Aspiring zookeepers can apply for apprenticeships or work their way into the profession by gaining transferable skills in other animal-focused roles. Having a degree in zoology, or a life science such as biology or psychology, can be advantageous. Another option would be to study for a degree in a related subject, such as animal science or animal behaviour and welfare.

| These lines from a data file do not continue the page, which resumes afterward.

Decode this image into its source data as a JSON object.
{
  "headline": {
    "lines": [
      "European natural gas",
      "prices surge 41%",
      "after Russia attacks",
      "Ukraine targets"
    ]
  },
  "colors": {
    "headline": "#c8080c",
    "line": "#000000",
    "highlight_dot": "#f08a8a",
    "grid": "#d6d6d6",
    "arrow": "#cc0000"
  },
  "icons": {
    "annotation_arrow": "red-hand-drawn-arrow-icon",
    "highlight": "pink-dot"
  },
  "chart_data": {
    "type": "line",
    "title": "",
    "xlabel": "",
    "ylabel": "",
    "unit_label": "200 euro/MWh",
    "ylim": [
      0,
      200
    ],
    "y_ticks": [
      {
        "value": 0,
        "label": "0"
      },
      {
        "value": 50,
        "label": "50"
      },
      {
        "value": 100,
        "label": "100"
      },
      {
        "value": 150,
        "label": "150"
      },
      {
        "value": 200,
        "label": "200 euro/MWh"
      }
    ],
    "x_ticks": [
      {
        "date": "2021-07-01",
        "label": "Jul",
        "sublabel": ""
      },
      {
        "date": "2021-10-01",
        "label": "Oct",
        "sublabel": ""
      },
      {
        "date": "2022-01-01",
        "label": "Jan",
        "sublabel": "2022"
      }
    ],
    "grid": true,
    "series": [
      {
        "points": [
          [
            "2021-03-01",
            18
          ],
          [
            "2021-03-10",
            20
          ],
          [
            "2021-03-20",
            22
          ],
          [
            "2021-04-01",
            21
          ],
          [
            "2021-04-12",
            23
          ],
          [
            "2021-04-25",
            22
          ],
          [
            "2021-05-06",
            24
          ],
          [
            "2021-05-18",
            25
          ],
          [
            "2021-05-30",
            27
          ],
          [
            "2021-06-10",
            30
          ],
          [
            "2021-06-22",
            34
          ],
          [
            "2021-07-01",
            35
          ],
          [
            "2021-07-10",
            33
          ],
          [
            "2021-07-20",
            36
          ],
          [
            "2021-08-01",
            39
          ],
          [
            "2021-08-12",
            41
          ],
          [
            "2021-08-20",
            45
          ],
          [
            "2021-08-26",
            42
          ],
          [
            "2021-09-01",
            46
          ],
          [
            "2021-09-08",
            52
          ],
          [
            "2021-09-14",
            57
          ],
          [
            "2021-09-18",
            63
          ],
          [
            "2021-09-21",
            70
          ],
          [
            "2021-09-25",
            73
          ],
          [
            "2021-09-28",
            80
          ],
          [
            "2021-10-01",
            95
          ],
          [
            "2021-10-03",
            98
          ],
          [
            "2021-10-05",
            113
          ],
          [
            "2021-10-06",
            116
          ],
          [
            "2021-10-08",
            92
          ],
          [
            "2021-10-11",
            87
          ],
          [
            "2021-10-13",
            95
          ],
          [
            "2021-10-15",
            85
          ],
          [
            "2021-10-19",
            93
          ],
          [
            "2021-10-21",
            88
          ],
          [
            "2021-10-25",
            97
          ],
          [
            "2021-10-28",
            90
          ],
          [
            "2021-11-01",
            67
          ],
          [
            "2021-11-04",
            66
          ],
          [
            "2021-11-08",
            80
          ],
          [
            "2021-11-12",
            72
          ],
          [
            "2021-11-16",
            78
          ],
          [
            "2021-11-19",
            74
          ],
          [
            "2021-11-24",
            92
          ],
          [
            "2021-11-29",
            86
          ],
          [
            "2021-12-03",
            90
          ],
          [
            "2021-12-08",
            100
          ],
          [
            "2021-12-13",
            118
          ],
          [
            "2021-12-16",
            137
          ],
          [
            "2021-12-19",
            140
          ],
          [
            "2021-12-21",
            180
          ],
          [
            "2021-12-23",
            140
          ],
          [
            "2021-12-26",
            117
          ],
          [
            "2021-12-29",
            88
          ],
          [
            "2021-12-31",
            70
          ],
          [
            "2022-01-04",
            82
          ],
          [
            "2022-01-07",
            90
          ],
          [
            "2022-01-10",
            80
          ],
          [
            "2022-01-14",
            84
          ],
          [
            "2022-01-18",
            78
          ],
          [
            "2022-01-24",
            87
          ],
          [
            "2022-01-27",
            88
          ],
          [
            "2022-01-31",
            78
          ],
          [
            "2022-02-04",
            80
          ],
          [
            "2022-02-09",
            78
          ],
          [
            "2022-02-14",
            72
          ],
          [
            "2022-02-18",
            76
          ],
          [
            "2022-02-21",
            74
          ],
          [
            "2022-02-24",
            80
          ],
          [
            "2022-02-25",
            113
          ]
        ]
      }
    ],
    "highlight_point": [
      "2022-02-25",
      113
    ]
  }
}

It's extremely unlikely that you'll find paid work in a zoo without significant experience with animals. However, many zoos have a number of voluntary opportunities or internships on offer, which are usually detailed on their websites. Many other animal organisations rely on the support of volunteers and these can offer opportunities for gaining the practical skills required, such as working with domestic animals or native wildlife in vet practices, petting farms, sanctuaries, stables, kennels or catteries. (Source: Prospects UK)

 

Animal Technician
Environments

Nature or RecreationAnalytic or ScientificSkill Level 2

Animal technicians help veterinary, medical, pharmaceutical, agricultural and general scientists and students to care for and check on animals used for research, breeding and scientific purposes. Future Growth Strong

Knowledge, skills and attributes

  • enjoy practical and manual activities
  • interested in animals, their welfare and conservation
  • able to handle animals with confidence and patience
  • able to make accurate observations
  • free from allergies aggravated by animal hair, feathers, fur and dust
  • able to undertake manual and sometimes heavy work.


Duties and Tasks

Animal technicians may perform the following tasks:

  • perform daily checks and record the health status and behaviour of animals in their care
  • prepare food and water and provide care for laboratory, field or zoo animals
  • look after zoo exhibits, holding or breeding areas and equipment
  • assist in return-to-the-wild programs
  • carry out experiments using animals, recording the results under supervision and according to relevant codes of practice, and the organisation's animal experimentation ethics committee rules
  • take samples of animal body fluids, faeces or tissue for analysis or veterinary inspection
  • inspect and test animals for worm infestation and disease
  • observe animals' reactions to tests
  • make routine calculations and prepare graphs
  • clean and disinfect cages and facilities, and sterilise equipment
  • establish and maintain breeding programs
  • help in fertility testing for sheep, cattle or poultry research
  • assist in the selection and grading of animals for breeding programs
  • help with injections, surgery, dressings and care of animals after operations
  • assist with the production of animal experimentation protocols
  • humanely put animals down and/or handle animals that have died
  • participate in embryo transfer procedures
  • carry out post-mortem examinations on dead animals.

Handler with Monkey

Working Conditions

Animal technicians are usually required to work in shifts and on weekends. Some work outdoors in all kinds of weather conditions. Much of their time is spent doing routine tasks such as cleaning exhibits and feeding animals.

Education and training/entrance requirements

Animal Technicians need to have training in a related field, which will require you to have completed year 10 at a minimum or find an alternative entry pathway into a course.

You can complete the Diploma of Animal Technology to prepare for senior or managerial roles within animal technology environments such as Biomedical Research Centres.